Imperium leverages state-of-the-art digital technology to back up findings suggesting that visual signals in the horizontal meridian of the retina may have a significant impact. In addition, Imperium provides a host of advantages, including an expanded selection of frames, a wide range of materials with no index limitations, an extended prescription range, and comprehensive options for sun protection.

As an eye care professional, it is encouraging and motivating to see industry manufacturers investing in cutting-edge technology and evidence-based myopia management solutions. We are seeing more and more companies in the space becoming aware of the demand for multifaceted approaches to slowing down myopia progression and mitigating associated risks. I would also add though that the cohort used in the trial was small and that studies associated with other products contain much larger cohorts.

If you're a parent whose child has been diagnosed with myopia or if they are struggling with their distance vision, we hope you found MyopiaFocus helpful. Please join our community or sign our petition to get the government and NHS to recognise myopia as an ocular disease/severe ocular condition and fund myopia management for children.

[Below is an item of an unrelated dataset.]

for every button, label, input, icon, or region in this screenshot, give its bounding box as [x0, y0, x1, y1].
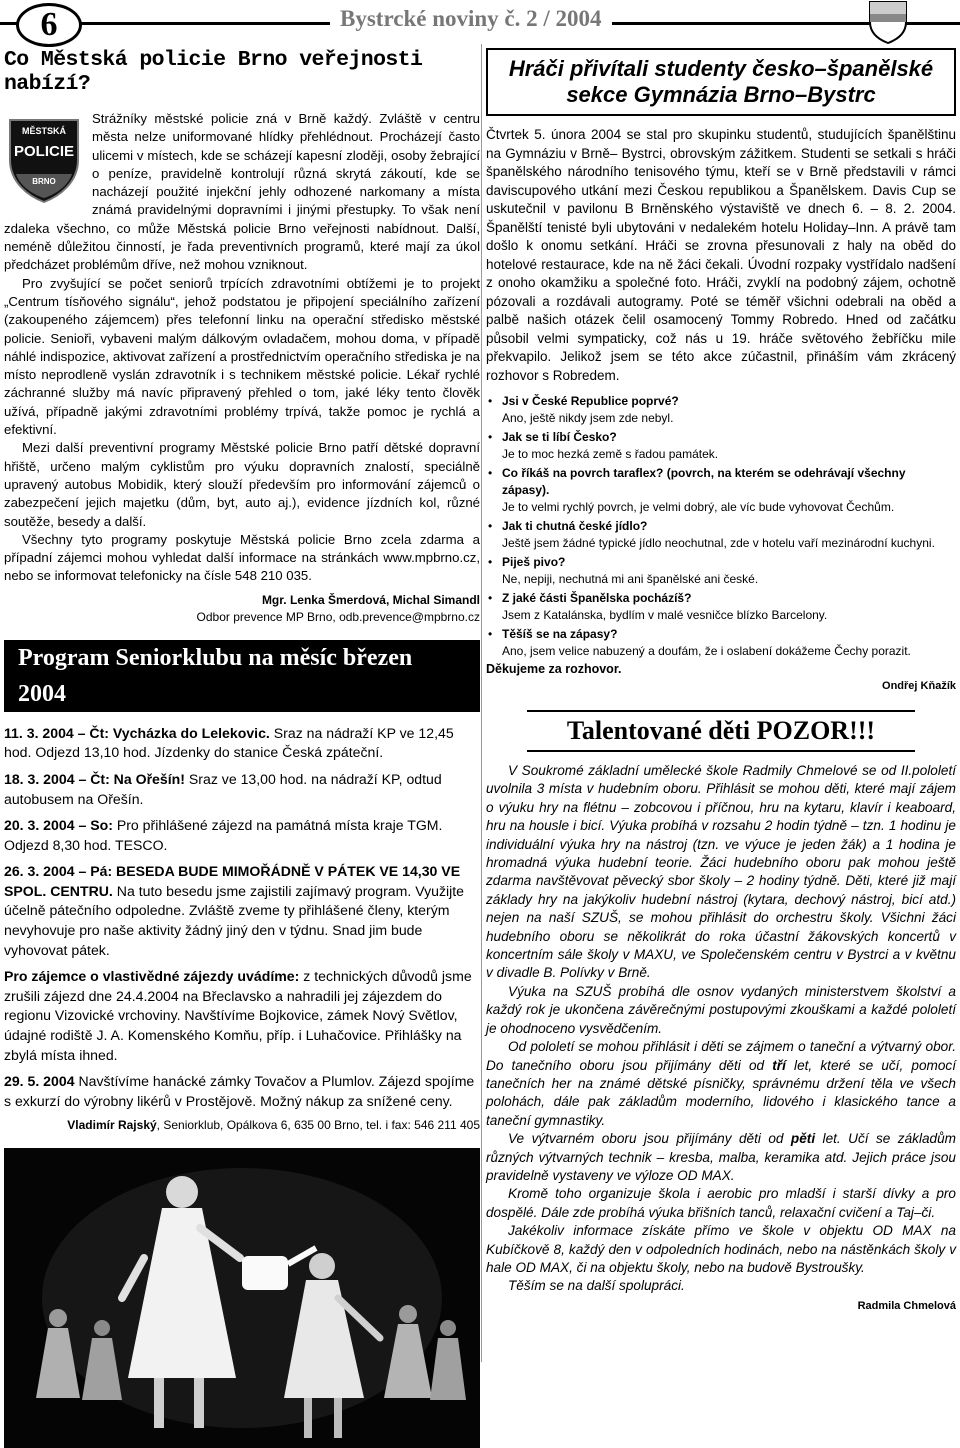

*The above blog post is an opinion post and should be viewed as such. It is important for parents to take a holistic approach when it comes to managing their child's myopia and consider various factors, including professional advice, scientific research, and individual circumstances. Every child is unique, and what works for one may not work for another. Therefore, it is advisable to consult with healthcare professionals or eye care specialists for personalised guidance and recommendations regarding the management of myopia in children.